To convert a given mass into moles, you use the molar mass calculated previously. The formula for this conversion is: \[ \text{Moles} = \frac{\text{mass (g)}}{\text{molar mass (g/mol)}} \] In the exercise, we need to convert 1.50 grams of \(\text{AgNO}_3\) into moles. Using the molar mass of 169.87 g/mol: \[ \text{Moles of AgNO}_3 = \frac{1.50 \text{ g}}{169.87 \text{ g/mol}} = 0.00883 \text{ mol} \] This step is fundamental in solution concentration problems, as it allows you to determine the number of moles of a solute present in a given mass.

Before calculating concentration, it is often necessary to convert volumes into the proper units. Molarity, for example, requires volume in liters. To convert milliliters (mL) to liters (L), use the conversion factor 1000 mL = 1 L. The formula is: \[ \text{Volume (L)} = \frac{\text{Volume (mL)}}{1000} \] In this exercise, we convert 25.0 mL of solution to liters: \[ 25.0 \text{ mL} = \frac{25.0}{1000} \text{ L} = 0.0250 \text{ L} \] Accurate conversion of volume is essential for determining the molarity of a solution.

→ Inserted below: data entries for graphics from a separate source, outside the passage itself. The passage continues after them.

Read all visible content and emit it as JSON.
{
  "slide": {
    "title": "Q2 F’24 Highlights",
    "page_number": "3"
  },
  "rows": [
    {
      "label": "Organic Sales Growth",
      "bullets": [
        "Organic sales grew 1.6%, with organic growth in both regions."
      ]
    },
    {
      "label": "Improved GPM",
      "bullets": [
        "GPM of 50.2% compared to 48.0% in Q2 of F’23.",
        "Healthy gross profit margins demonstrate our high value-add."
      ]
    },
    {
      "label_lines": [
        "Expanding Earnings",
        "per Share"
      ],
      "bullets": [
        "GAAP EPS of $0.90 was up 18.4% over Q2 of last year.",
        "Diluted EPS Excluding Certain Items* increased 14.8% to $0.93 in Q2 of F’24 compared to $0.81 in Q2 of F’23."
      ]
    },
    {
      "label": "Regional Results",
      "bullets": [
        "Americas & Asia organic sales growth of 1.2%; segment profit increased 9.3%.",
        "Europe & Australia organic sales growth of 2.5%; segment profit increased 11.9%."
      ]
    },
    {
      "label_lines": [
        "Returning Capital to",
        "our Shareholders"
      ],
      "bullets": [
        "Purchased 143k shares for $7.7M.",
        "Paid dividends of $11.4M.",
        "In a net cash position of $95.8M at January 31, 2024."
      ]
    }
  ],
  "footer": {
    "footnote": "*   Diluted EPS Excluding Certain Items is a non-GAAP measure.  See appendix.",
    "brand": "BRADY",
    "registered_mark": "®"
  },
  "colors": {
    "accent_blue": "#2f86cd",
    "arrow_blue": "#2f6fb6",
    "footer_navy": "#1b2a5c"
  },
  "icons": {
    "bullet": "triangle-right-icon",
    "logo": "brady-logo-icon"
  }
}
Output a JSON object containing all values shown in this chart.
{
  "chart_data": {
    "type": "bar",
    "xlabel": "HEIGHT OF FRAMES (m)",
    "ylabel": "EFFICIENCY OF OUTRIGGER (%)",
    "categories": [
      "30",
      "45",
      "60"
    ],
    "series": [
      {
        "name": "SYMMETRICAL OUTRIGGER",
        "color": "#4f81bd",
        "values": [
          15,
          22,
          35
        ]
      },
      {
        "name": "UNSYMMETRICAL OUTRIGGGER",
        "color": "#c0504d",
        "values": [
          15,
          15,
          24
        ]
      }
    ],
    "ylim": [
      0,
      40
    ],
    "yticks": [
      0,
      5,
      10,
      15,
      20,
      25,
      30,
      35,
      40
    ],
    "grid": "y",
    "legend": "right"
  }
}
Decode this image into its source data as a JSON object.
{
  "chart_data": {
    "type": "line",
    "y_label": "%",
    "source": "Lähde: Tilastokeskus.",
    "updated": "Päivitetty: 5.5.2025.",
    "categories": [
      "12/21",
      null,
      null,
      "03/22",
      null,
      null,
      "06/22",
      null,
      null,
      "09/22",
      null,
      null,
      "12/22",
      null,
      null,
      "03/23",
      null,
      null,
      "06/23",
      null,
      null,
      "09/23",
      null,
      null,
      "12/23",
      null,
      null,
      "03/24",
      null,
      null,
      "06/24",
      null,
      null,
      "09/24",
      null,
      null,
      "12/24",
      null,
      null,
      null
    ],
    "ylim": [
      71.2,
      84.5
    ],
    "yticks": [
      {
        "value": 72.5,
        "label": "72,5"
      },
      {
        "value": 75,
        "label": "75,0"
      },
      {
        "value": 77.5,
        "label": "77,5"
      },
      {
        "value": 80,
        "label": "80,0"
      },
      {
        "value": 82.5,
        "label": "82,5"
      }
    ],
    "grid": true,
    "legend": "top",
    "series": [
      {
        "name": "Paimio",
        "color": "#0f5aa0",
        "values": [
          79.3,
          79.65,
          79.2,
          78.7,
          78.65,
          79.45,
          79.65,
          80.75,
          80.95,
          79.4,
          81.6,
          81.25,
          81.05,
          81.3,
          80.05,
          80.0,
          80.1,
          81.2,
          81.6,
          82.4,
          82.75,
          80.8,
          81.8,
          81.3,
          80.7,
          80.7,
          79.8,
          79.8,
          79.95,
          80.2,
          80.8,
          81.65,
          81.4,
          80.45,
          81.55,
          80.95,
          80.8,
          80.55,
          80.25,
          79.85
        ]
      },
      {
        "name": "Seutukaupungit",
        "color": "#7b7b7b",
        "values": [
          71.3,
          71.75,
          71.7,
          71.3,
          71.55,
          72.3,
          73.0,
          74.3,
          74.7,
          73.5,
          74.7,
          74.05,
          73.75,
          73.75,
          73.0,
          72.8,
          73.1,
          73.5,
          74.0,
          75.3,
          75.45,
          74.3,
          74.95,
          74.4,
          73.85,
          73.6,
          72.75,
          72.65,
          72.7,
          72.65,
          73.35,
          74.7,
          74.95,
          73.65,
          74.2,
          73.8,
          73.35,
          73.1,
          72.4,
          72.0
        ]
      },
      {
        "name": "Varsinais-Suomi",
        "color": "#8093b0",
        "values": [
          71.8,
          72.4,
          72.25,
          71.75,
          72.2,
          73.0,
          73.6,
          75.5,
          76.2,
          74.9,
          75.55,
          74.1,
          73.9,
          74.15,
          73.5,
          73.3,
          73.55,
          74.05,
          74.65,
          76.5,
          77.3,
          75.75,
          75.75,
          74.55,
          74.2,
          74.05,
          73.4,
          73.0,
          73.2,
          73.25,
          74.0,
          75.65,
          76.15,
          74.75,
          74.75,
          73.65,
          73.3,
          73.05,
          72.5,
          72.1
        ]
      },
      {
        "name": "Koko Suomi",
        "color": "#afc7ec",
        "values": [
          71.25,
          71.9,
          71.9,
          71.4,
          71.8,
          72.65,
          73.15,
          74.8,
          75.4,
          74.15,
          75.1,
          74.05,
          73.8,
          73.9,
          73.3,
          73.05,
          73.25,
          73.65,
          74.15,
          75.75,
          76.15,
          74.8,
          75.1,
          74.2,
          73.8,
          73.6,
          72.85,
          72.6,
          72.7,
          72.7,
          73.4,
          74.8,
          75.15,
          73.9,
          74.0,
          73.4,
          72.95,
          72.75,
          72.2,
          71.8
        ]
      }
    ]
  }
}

Molarity (M) is a key concept in chemistry. It measures the concentration of a solution, defined as the number of moles of solute per liter of solution. The formula for calculating molarity is: \[ \text{Molarity} = \frac{\text{Moles of solute}}{\text{Volume of solution in liters}} \] In the final step of the exercise, we calculate the molarity of the \(\text{AgNO}_3\) solution: \[ \text{Molarity} = \frac{0.00883 \text{ mol}}{0.0250 \text{ L}} = 0.3532 \text{ M} \] Understanding molarity helps standardize solutions for various lab and practical applications.